In my own substack essay, I attempted to answer the question of why there are people who blindly refuse to see through the propaganda and blithely and unthinkingly respond when questioned that Trump is a threat to democracy. I thought that part of the answer was contained in Mattais Desmet's "Psychology of Totalitarianism" and his theory of mass formation. I thought the other part was explained by a condition known as "Amygdala Hijack" which is when a fight-or-flight response to stress or fear disables the rational functions of the frontal lobes. The media pushes fear porn, especially about Trump, and some people loose the ability to think clearly, also referred to as TDS.
I still think that is true, but your essay took a subset (some women), and explained in a very rational way why they are behaving in an irrational manner. Well written and thought provoking.
The irrationality is apparent with your example of abortion rights. SCOTUS did not ban abortion but tossed it back to the States because their was no constitutional authority for Roe v Wade. No State has successfully banned abortion though some have tried.

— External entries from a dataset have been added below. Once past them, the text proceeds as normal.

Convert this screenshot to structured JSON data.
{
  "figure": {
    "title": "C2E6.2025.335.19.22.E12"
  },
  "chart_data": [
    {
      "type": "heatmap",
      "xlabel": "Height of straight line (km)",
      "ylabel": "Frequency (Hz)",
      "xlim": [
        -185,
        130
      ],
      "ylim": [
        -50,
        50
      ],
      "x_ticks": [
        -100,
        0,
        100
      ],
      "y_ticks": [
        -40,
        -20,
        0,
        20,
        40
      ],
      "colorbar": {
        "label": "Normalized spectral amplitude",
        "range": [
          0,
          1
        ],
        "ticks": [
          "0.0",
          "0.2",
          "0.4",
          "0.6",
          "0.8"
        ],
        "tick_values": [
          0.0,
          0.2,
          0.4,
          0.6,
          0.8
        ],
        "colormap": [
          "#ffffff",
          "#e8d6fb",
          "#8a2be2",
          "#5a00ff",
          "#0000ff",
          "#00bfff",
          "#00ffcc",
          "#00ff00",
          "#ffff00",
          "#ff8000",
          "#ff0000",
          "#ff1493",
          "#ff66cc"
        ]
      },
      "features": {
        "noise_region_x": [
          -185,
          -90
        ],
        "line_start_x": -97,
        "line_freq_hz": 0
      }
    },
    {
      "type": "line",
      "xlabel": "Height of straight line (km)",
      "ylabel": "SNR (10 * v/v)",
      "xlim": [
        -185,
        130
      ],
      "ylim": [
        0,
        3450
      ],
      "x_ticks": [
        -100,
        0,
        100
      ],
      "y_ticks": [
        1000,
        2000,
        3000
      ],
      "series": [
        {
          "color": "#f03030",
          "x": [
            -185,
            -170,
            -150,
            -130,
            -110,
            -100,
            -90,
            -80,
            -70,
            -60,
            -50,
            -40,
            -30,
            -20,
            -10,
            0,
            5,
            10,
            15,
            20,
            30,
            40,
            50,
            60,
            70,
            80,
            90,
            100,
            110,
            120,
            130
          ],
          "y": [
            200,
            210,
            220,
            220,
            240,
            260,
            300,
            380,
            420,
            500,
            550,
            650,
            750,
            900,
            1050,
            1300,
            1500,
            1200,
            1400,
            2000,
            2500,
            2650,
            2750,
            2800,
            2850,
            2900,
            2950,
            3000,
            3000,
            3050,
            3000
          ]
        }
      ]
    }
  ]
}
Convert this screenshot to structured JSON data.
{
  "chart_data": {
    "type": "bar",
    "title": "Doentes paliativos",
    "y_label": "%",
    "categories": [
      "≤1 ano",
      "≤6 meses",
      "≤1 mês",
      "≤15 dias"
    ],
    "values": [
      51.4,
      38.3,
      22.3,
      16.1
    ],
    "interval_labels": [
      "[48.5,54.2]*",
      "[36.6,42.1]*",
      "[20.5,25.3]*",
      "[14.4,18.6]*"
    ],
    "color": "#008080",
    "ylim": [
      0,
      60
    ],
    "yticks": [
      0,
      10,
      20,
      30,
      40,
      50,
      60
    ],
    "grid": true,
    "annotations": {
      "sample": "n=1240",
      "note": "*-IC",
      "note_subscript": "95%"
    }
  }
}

Young women should realize that any attempt to ban abortion by Trump or to restore Roe v Wade by Harris would both be found unconstitutional by SCOTUS. A rational view would suggest that if a woman takes responsibility for herself, then she has available to her, numerous technologies not available 50 years ago to do just that. Wanting the ability to procrastinate past the point of fetus viability is not a endorsement of reproductive rights, as much as it is a desire to be irresponsible and camouflage the irrationality with virtue. I absolutely believe a woman has the right to decide but should exercise that right before the baby has its own rights at viability. I concede that viability is ill-defined, but the current consensus is 24 weeks which is more than enough time to decide.
Another minor example of irrationality, is that many of the people who believe my body my choice, were perfectly willing to deny that choice to others concerning vaccinations.